Here’s the exact text:

We’re moving into a world where computers and algorithms can analyze (reveal previously hidden patterns); optimize (tell a plane which altitude to fly each mile to get the best fuel efficiency); prophesize (tell you when your elevator will break or what your customer is likely to buy); customize (tailor any product or service for you alone); and digitize and automatize more and more products and services. Any company that doesn’t deploy all six elements will struggle, and this is changing every job and industry.

Let’s take a closer look:

Analyze: In Friedman’s view this means finding patterns, presumably through the use of multivariate statistical techniques, leading to the well-known logical fallacy of thinking correlation proves causation.

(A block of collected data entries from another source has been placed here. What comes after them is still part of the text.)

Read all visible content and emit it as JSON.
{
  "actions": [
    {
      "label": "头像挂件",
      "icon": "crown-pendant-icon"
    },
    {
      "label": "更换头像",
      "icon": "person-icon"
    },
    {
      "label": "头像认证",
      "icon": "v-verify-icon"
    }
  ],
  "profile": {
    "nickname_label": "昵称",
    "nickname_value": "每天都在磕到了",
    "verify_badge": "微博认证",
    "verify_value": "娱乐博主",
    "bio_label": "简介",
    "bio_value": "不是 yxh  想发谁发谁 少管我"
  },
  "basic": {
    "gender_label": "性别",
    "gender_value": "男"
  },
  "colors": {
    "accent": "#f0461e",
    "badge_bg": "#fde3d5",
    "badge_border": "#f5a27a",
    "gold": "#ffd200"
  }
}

For businesses, though, the framework of causality that leads to a pattern often doesn’t matter. If the data reveal a pattern — say, that the presence of fire fighters correlates with the presence of fires — it really doesn’t matter if the fire fighters are setting the fires or putting them out. What matters is that this is a good place to put a lemonade stand, because the data also reveal the pattern that fire fighters who are near fires are often thirsty.

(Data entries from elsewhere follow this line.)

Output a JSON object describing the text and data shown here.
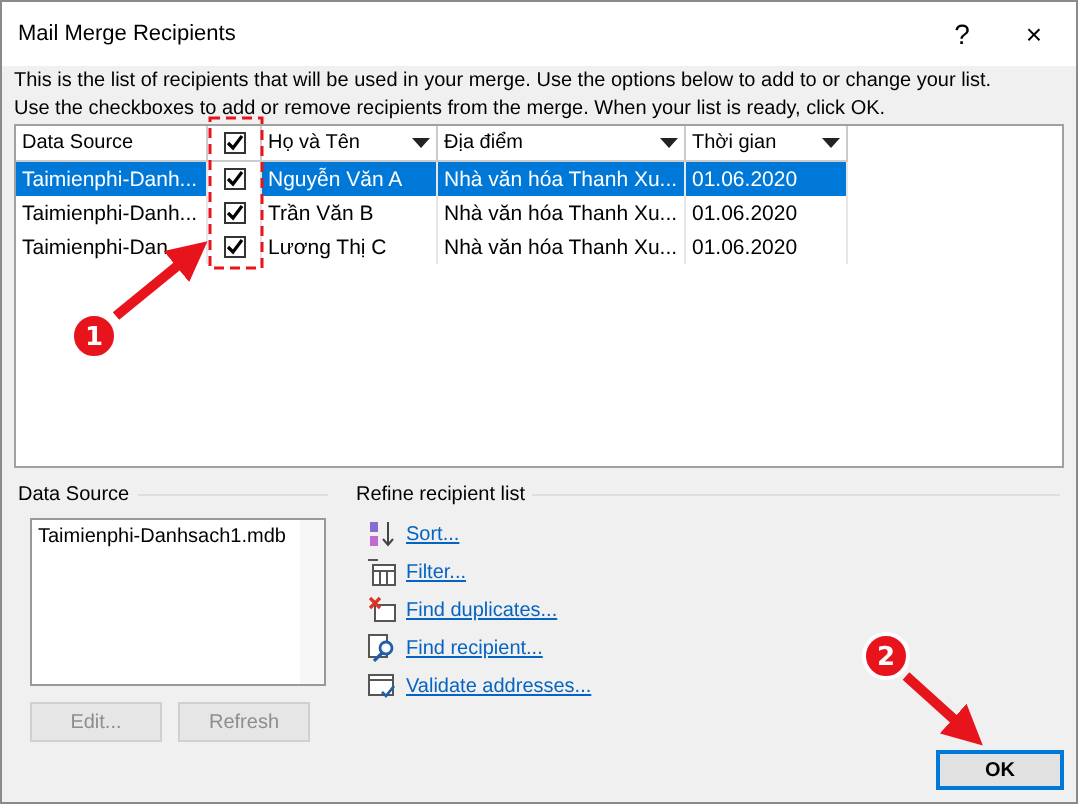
{
  "window": {
    "title": "Mail Merge Recipients",
    "help": "?",
    "close": "×"
  },
  "intro": [
    "This is the list of recipients that will be used in your merge.  Use the options below to add to or change your list.",
    "Use the checkboxes to add or remove recipients from the merge.  When your list is ready, click OK."
  ],
  "table": {
    "columns": [
      {
        "label": "Data Source",
        "dropdown": false
      },
      {
        "kind": "check",
        "checked": true
      },
      {
        "label": "Họ và Tên",
        "dropdown": true
      },
      {
        "label": "Địa điểm",
        "dropdown": true
      },
      {
        "label": "Thời gian",
        "dropdown": true
      }
    ],
    "rows": [
      {
        "selected": true,
        "source": "Taimienphi-Danh...",
        "checked": true,
        "name": "Nguyễn Văn A",
        "place": "Nhà văn hóa Thanh Xu...",
        "time": "01.06.2020"
      },
      {
        "selected": false,
        "source": "Taimienphi-Danh...",
        "checked": true,
        "name": "Trần Văn B",
        "place": "Nhà văn hóa Thanh Xu...",
        "time": "01.06.2020"
      },
      {
        "selected": false,
        "source": "Taimienphi-Dan",
        "checked": true,
        "name": "Lương Thị C",
        "place": "Nhà văn hóa Thanh Xu...",
        "time": "01.06.2020"
      }
    ]
  },
  "data_source": {
    "title": "Data Source",
    "items": [
      "Taimienphi-Danhsach1.mdb"
    ],
    "buttons": [
      {
        "label": "Edit...",
        "disabled": true
      },
      {
        "label": "Refresh",
        "disabled": true
      }
    ]
  },
  "refine": {
    "title": "Refine recipient list",
    "links": [
      {
        "kind": "sort",
        "label": "Sort..."
      },
      {
        "kind": "filter",
        "label": "Filter..."
      },
      {
        "kind": "duplicates",
        "label": "Find duplicates..."
      },
      {
        "kind": "find",
        "label": "Find recipient..."
      },
      {
        "kind": "validate",
        "label": "Validate addresses..."
      }
    ]
  },
  "ok_button": "OK",
  "annotations": [
    {
      "number": "1"
    },
    {
      "number": "2"
    }
  ]
}
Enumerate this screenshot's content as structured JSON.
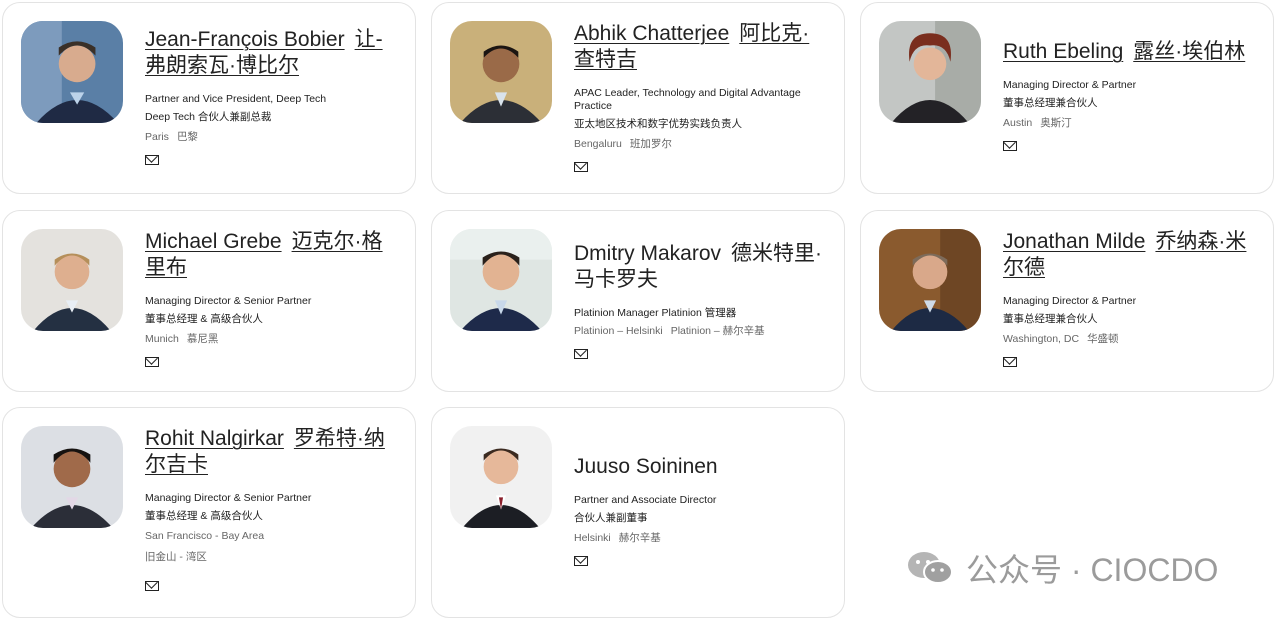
{
  "people": [
    {
      "name": "Jean-François Bobier",
      "name_cn": "让-弗朗索瓦·博比尔",
      "role": "Partner and Vice President, Deep Tech",
      "role_cn": "Deep Tech 合伙人兼副总裁",
      "loc": "Paris",
      "loc_cn": "巴黎"
    },
    {
      "name": "Abhik Chatterjee",
      "name_cn": "阿比克·查特吉",
      "role": "APAC Leader, Technology and Digital Advantage Practice",
      "role_cn": "亚太地区技术和数字优势实践负责人",
      "loc": "Bengaluru",
      "loc_cn": "班加罗尔"
    },
    {
      "name": "Ruth Ebeling",
      "name_cn": "露丝·埃伯林",
      "role": "Managing Director & Partner",
      "role_cn": "董事总经理兼合伙人",
      "loc": "Austin",
      "loc_cn": "奥斯汀"
    },
    {
      "name": "Michael Grebe",
      "name_cn": "迈克尔·格里布",
      "role": "Managing Director & Senior Partner",
      "role_cn": "董事总经理 & 高级合伙人",
      "loc": "Munich",
      "loc_cn": "慕尼黑"
    },
    {
      "name": "Dmitry Makarov",
      "name_cn": "德米特里·马卡罗夫",
      "role": "Platinion Manager   Platinion 管理器",
      "role_cn": "",
      "loc": "Platinion – Helsinki",
      "loc_cn": "Platinion – 赫尔辛基"
    },
    {
      "name": "Jonathan Milde",
      "name_cn": "乔纳森·米尔德",
      "role": "Managing Director & Partner",
      "role_cn": "董事总经理兼合伙人",
      "loc": "Washington, DC",
      "loc_cn": "华盛顿"
    },
    {
      "name": "Rohit Nalgirkar",
      "name_cn": "罗希特·纳尔吉卡",
      "role": "Managing Director & Senior Partner",
      "role_cn": "董事总经理 & 高级合伙人",
      "loc": "San Francisco - Bay Area",
      "loc_cn": "旧金山 - 湾区"
    },
    {
      "name": "Juuso Soininen",
      "name_cn": "",
      "role": "Partner and Associate Director",
      "role_cn": "合伙人兼副董事",
      "loc": "Helsinki",
      "loc_cn": "赫尔辛基"
    }
  ],
  "watermark": {
    "text": "公众号 · CIOCDO",
    "icon": "wechat-icon"
  }
}
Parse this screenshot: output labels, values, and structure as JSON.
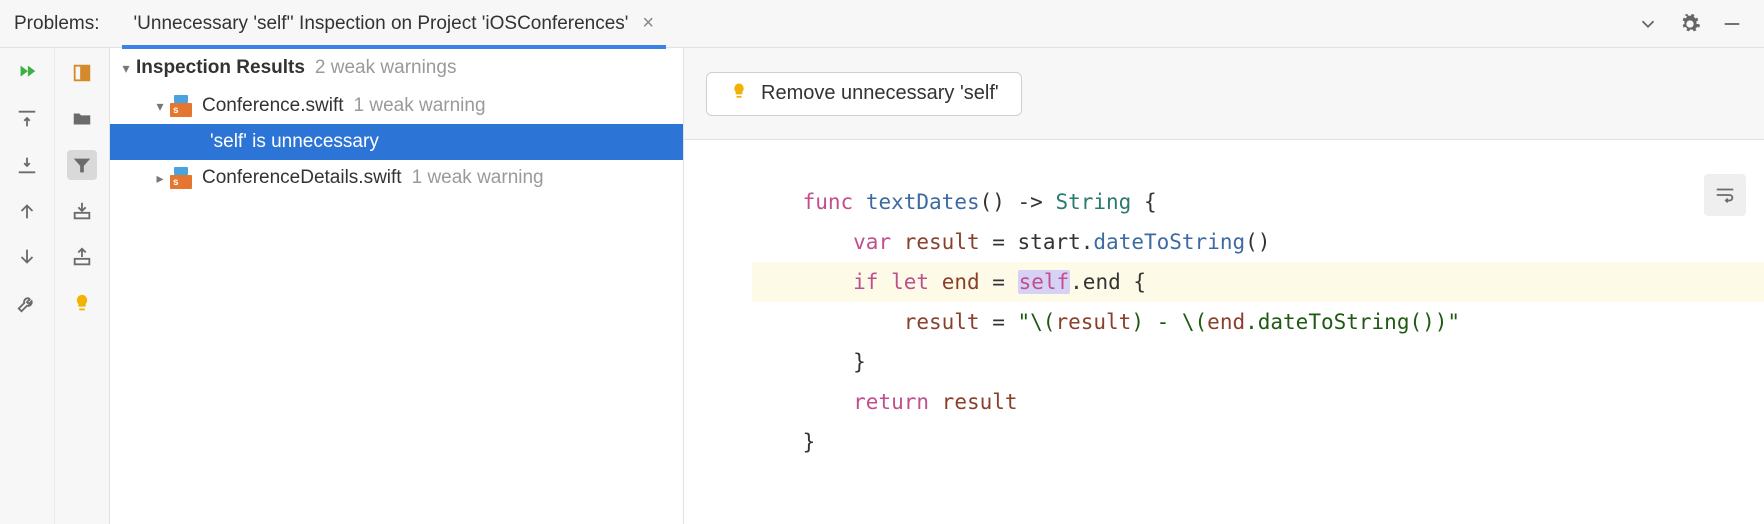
{
  "header": {
    "problems_label": "Problems:",
    "tab_title": "'Unnecessary 'self'' Inspection on Project 'iOSConferences'"
  },
  "tree": {
    "title": "Inspection Results",
    "title_summary": "2 weak warnings",
    "nodes": [
      {
        "file": "Conference.swift",
        "summary": "1 weak warning",
        "expanded": true,
        "children": [
          {
            "label": "'self' is unnecessary",
            "selected": true
          }
        ]
      },
      {
        "file": "ConferenceDetails.swift",
        "summary": "1 weak warning",
        "expanded": false
      }
    ]
  },
  "action": {
    "fix_label": "Remove unnecessary 'self'"
  },
  "code": {
    "line1": {
      "kw": "func",
      "name": "textDates",
      "sig": "() -> ",
      "type": "String",
      "brace": " {"
    },
    "line2": {
      "kw": "var",
      "name": "result",
      "eq": " = start.",
      "call": "dateToString",
      "rest": "()"
    },
    "line3": {
      "kw1": "if",
      "kw2": "let",
      "name": "end",
      "eq": " = ",
      "self": "self",
      "rest": ".end {"
    },
    "line4": {
      "name": "result",
      "eq": " = ",
      "s1": "\"\\(",
      "r": "result",
      "s2": ") - \\(",
      "e": "end",
      "s3": ".dateToString())\""
    },
    "line5": "        }",
    "line6": {
      "kw": "return",
      "name": "result"
    },
    "line7": "    }"
  }
}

Optimize: I know the route to the airport. But I still use Google Maps to get me there. Why? Google will route me around traffic snarls to get me there faster.

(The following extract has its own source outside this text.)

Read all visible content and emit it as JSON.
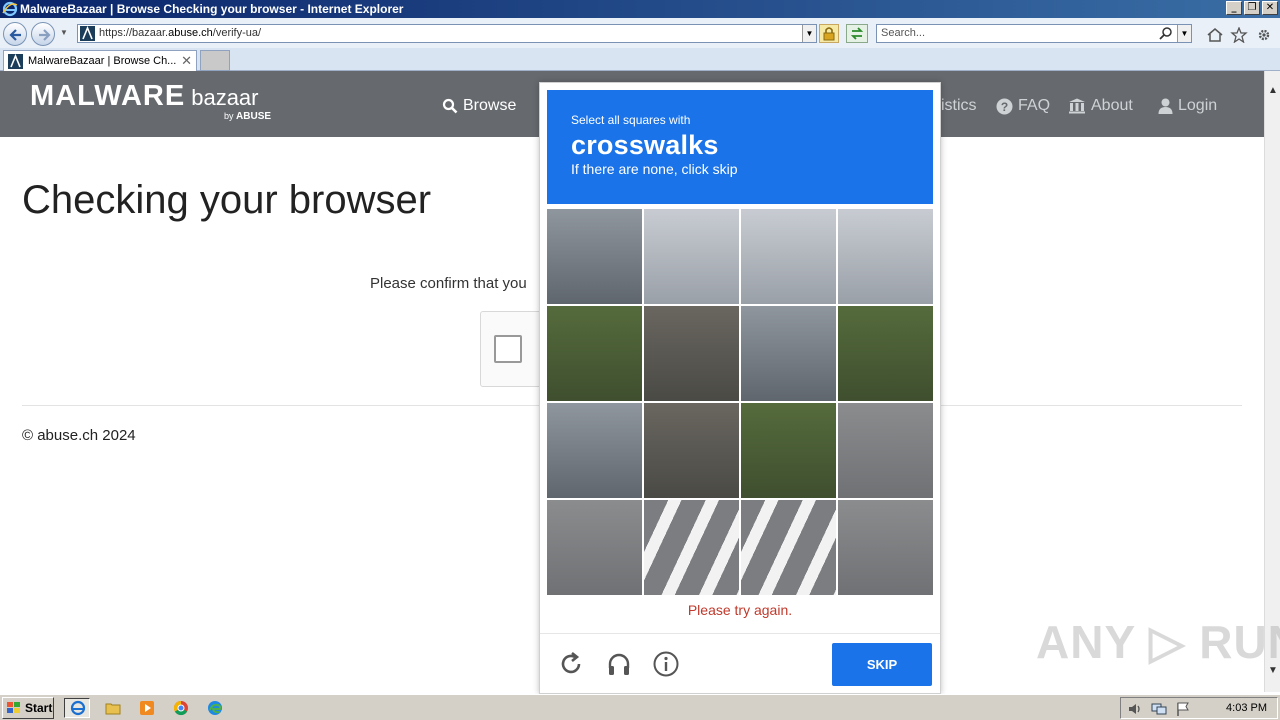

More broadly, we’re leaving the age of fixed-flow linear processes in favor of processes that dynamically adapt to changing situations. Take, for example, the OODA loop we’ve discussed in this space from time to time (observe, orient, decide, act).

More and more data (observe) means you need to use Digital technologies to analyze it for meaning (orient), followed by self-learning AI choosing a course of action (decide) and learning from the results (back to observe). Humans might or might not be involved in implementing the decision (act), depending on whether the action takes place in the physical or virtual world.

Prophesize: Look at the figure. It shows white noise. Since business first started eons ago, the best strategic decision-makers have learned to ignore noise, searching for the signal within it.

But as algorithmic traders have figured out, if you can make decisions fast enough the noise can be the signal. You just have to be able to respond to each change of direction fast enough. Do this and it counts as prophesy: “For the next x units of time we should expect our markets to follow this very short-term trend.”

Customize: Here’s something I’ve been writing about for years. Especially with increasing wealth stratification, the ability to tailor and customize, driven by affluent customers’ desire for uniqueness, will be a critical competitive differentiator. Luxury is, after all, relative, not absolute, which is why even the snazziest-looking Timex watch that keeps perfect time is not a luxury, while a Rolex, which, having a mechanical movement, keeps nothing resembling perfect time, is a luxury for those few who can afford one.

Digitize and Automate: I don’t know what the difference is between “digitize” and “automate.” I’m pretty sure one, the other, or both mean “have the computer do it, not human beings.”

Either way, the idea is that businesses can reconfigure themselves more quickly when everything is done in software. And they can, assuming modern application architecture, modern integration architecture, and short-cycle-time techniques like the Agile/DevOps combination.

Collaborate: This is a big one, and Friedman missed it. Individuals can’t do everything all by themselves. That takes teams, and teams of teams. Not groups. Teams. The difference: Members of a team trust each other and collaborate. Members of a group trust nobody, and negotiate. This slows everything to a crawl.

Companies can’t do everything all by themselves either, so the teams and teams of teams in question often consist of employees from more than one company. If they can and do trust each other they can collaborate. If they can collaborate they can deliver terrific results together. If they can’t they probably can’t.

So let me ask you: How much is your company willing to invest in trust?